A abrir a sessão, o presidente da Câmara Municipal de Oleiros, José Santos Marques, manifestou a sua inquietação perante a iliteracia da população portuguesa, situação essa que no seu entender deve ser encarada com carácter de prioridade. O autarca frisou ainda que, “uma sociedade mais culta é uma sociedade mais competitiva e bem-sucedida”.

            Segundo o edil, “sempre houve a preocupação de dotar as infra-estruturas municipais com todos os recursos que facilitem a vida à população, melhorando a sua qualidade de vida e investindo nos meios que permitam a sua valorização pessoal (…) Este é o caso do apetrechamento do acervo bibliográfico municipal com livros actuais e de qualidade ou do acesso das pessoas à informação e comunicação (como o acesso gratuito à internet ou a aposta em fontes de informação como a Agenda Cultural e o website do Município), sempre com o intuito de modificar os hábitos de leitura entre a população”.
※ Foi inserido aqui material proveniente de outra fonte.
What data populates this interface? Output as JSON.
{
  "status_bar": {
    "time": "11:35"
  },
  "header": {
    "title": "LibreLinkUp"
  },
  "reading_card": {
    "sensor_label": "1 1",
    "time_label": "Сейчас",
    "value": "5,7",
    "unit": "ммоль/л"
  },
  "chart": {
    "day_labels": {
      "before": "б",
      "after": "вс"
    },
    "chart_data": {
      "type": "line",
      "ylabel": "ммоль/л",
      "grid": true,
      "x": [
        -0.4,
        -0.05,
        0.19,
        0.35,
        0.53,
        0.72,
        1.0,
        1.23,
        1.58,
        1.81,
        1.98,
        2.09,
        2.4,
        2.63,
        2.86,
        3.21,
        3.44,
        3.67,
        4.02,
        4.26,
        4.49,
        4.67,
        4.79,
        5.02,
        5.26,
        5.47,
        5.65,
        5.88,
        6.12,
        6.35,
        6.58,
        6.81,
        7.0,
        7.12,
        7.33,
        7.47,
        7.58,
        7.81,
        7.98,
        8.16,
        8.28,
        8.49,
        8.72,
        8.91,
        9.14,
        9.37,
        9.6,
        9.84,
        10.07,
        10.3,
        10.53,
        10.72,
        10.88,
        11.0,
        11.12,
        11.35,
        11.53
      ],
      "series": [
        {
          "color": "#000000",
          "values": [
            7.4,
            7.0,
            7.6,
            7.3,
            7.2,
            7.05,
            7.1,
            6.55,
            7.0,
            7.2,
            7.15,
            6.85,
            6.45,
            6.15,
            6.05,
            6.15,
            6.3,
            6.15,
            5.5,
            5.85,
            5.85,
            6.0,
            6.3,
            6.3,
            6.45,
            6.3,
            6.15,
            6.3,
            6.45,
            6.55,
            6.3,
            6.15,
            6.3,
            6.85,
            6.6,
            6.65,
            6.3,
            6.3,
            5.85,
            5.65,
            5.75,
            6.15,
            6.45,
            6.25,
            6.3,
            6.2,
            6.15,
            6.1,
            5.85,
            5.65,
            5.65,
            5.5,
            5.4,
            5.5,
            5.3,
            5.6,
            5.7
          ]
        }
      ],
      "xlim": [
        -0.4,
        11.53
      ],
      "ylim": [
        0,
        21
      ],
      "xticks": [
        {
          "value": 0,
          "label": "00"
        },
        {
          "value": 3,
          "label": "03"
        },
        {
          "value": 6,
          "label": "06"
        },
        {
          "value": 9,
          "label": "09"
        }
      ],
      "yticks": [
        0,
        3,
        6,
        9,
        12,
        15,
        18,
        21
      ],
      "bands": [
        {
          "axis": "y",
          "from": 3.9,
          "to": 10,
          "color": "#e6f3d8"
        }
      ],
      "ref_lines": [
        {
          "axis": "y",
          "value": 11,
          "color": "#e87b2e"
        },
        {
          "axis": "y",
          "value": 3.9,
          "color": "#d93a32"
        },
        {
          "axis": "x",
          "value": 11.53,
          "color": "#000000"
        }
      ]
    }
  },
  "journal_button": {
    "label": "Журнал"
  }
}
            De seguida tomou a palavra a Dra. Isabel Costa, coordenadora da Biblioteca Escolar do Agrupamento de Escolas Padre António de Andrade, a qual frisou os aspectos relacionados com o valor e o impacto das Bibliotecas (pública e escolar) na promoção da leitura. Segundo a oradora, o Plano Nacional de Leitura, assim como a adesão à Rede de Bibliotecas Escolares, veio aumentar o espólio bibliográfico da Biblioteca. “É essencial motivar para a leitura, mas este não deve ser um acto que se impõe”.

            Seguiu-se a comunicação de Telma Veríssimo, técnica-estagiária da Biblioteca Municipal de Oleiros (B.M.O.) que abordou de uma forma bastante completa e apelativa os novos desafios que se colocam às bibliotecas no contexto da planificação da actividade da leitura de lazer e da sua promoção.
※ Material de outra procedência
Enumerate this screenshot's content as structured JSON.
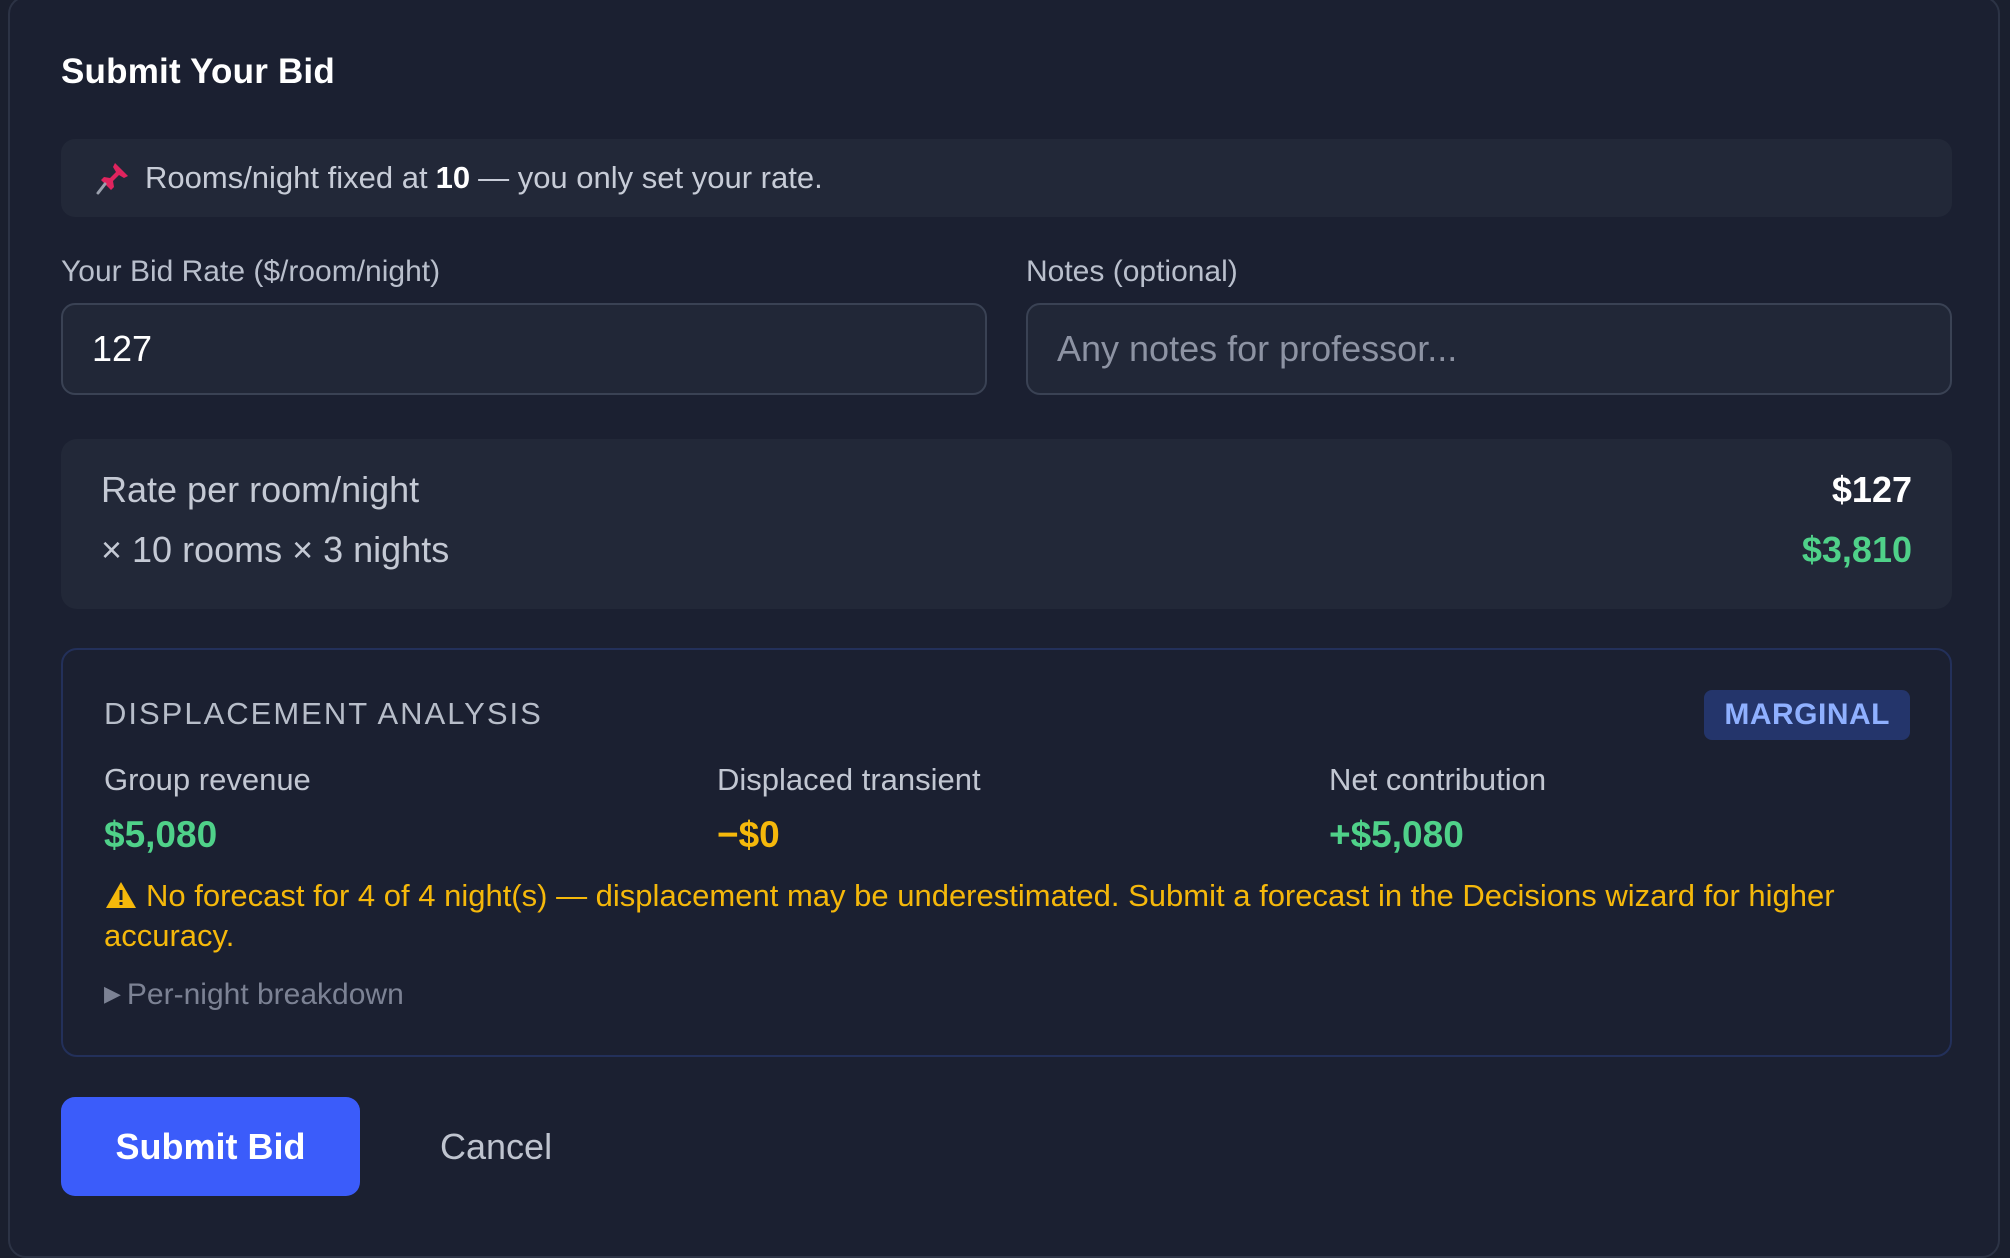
{
  "form": {
    "title": "Submit Your Bid",
    "notice": {
      "icon": "pushpin-icon",
      "prefix": "Rooms/night fixed at",
      "rooms": "10",
      "suffix": "— you only set your rate."
    },
    "bid_rate": {
      "label": "Your Bid Rate ($/room/night)",
      "value": "127"
    },
    "notes": {
      "label": "Notes (optional)",
      "value": "",
      "placeholder": "Any notes for professor..."
    }
  },
  "calculation": {
    "rate_label": "Rate per room/night",
    "rate_value": "$127",
    "total_label": "× 10 rooms × 3 nights",
    "total_value": "$3,810",
    "total_color": "#4fd189"
  },
  "displacement": {
    "title": "DISPLACEMENT ANALYSIS",
    "badge": "MARGINAL",
    "metrics": [
      {
        "label": "Group revenue",
        "value": "$5,080",
        "color": "#4fd189"
      },
      {
        "label": "Displaced transient",
        "value": "−$0",
        "color": "#f5b80b"
      },
      {
        "label": "Net contribution",
        "value": "+$5,080",
        "color": "#4fd189"
      }
    ],
    "warning": {
      "icon": "warning-icon",
      "text": "No forecast for 4 of 4 night(s) — displacement may be underestimated. Submit a forecast in the Decisions wizard for higher accuracy."
    },
    "breakdown_label": "Per-night breakdown"
  },
  "actions": {
    "submit_label": "Submit Bid",
    "cancel_label": "Cancel"
  }
}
            A sua comunicação foi ainda enriquecida com uma exposição sobre a realidade da B. M. O, dando exemplos de algumas actividades desenvolvidas com o intuito de criar e fortalecer os hábitos de leitura nas crianças, desde a 1.ª infância. Este é o caso da iniciativa “Faz lá um poema”, focada para os alunos do 1.º Ciclo e da Hora do Conto, destinada ao ensino pré-escolar, a qual mereceu o reconhecimento público pelo exemplo que tem dado. Aproveitando os recursos humanos, materiais e pedagógicos disponíveis, a iniciativa tem revelado bastante talento e dinamismo, o que mereceu elogios por parte da Direcção Geral do Livro e das Bibliotecas, pela sua qualidade e estímulo para a cooperação entre as várias bibliotecas da região.

 

            De seguida tomou a palavra a técnica Ana Luzia Martins, responsável pela B.M.O., a qual abordou o papel da família na promoção do gosto pela leitura, reforçando a sua importância, nomeadamente em idade pré-escolar. A oradora popós ainda acções e iniciativas que façam da Biblioteca um melhor agente de promoção de hábitos de leitura.
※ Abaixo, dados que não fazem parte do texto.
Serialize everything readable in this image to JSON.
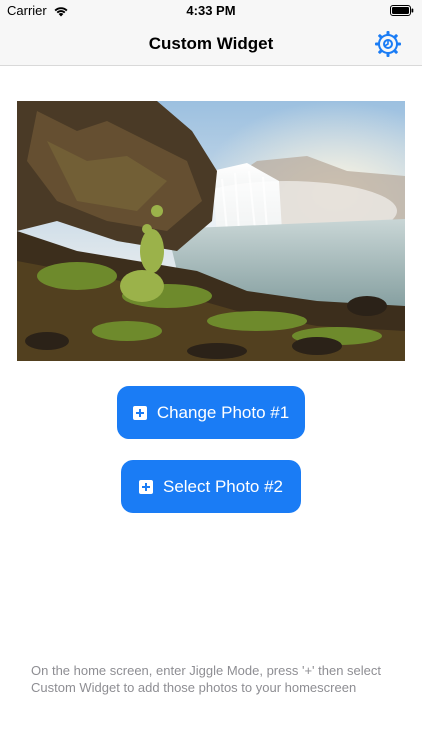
{
  "status_bar": {
    "carrier": "Carrier",
    "time": "4:33 PM"
  },
  "nav": {
    "title": "Custom Widget",
    "settings_icon": "gear-icon",
    "accent_color": "#1a7cf5"
  },
  "buttons": {
    "change_photo_1": "Change Photo #1",
    "select_photo_2": "Select Photo #2"
  },
  "footer": {
    "instructions": "On the home screen, enter Jiggle Mode, press '+' then select Custom Widget to add those photos to your homescreen"
  }
}
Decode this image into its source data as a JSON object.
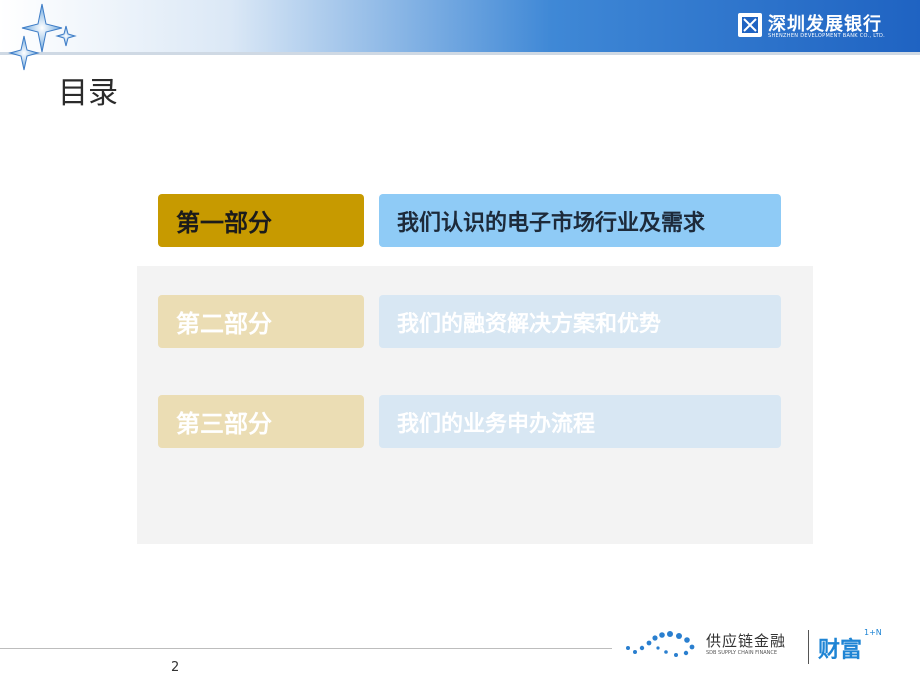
{
  "header": {
    "bank_name": "深圳发展银行",
    "bank_subtitle": "SHENZHEN DEVELOPMENT BANK CO., LTD."
  },
  "page_title": "目录",
  "toc": [
    {
      "part": "第一部分",
      "title": "我们认识的电子市场行业及需求",
      "active": true
    },
    {
      "part": "第二部分",
      "title": "我们的融资解决方案和优势",
      "active": false
    },
    {
      "part": "第三部分",
      "title": "我们的业务申办流程",
      "active": false
    }
  ],
  "footer": {
    "page_number": "2",
    "supply_chain_label": "供应链金融",
    "supply_chain_sub": "SDB SUPPLY CHAIN FINANCE",
    "wealth_label": "财富",
    "wealth_superscript": "1+N"
  },
  "colors": {
    "header_blue": "#1f63c2",
    "active_label": "#c79a00",
    "active_title": "#8fcbf6",
    "wealth_blue": "#1e84d4"
  }
}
            A finalizar, a Dra. Maria Eduarda Rodrigues, responsável pela Biblioteca da Escola Superior Agrária de Castelo Branco encerou de uma forma bastante sucinta e interessante o ciclo das bibliotecas escolares, ao mesmo tempo que abordou o impacto das novas tecnologias sobre o livro impresso, tema esse que suscitou a reflexão dos presentes. Analisando a dicotomia “novas tecnologias da informação – alternativa ou complementaridade?”, foi entendido por todos que se deveria assumir a leitura em todas as suas dimensões.

            Perante um painel tão interessante de oradores, a conferência revelou-se bastante profícua e enriquecedora, num espaço de diálogo e partilha de ideias que prendeu a atenção de todos.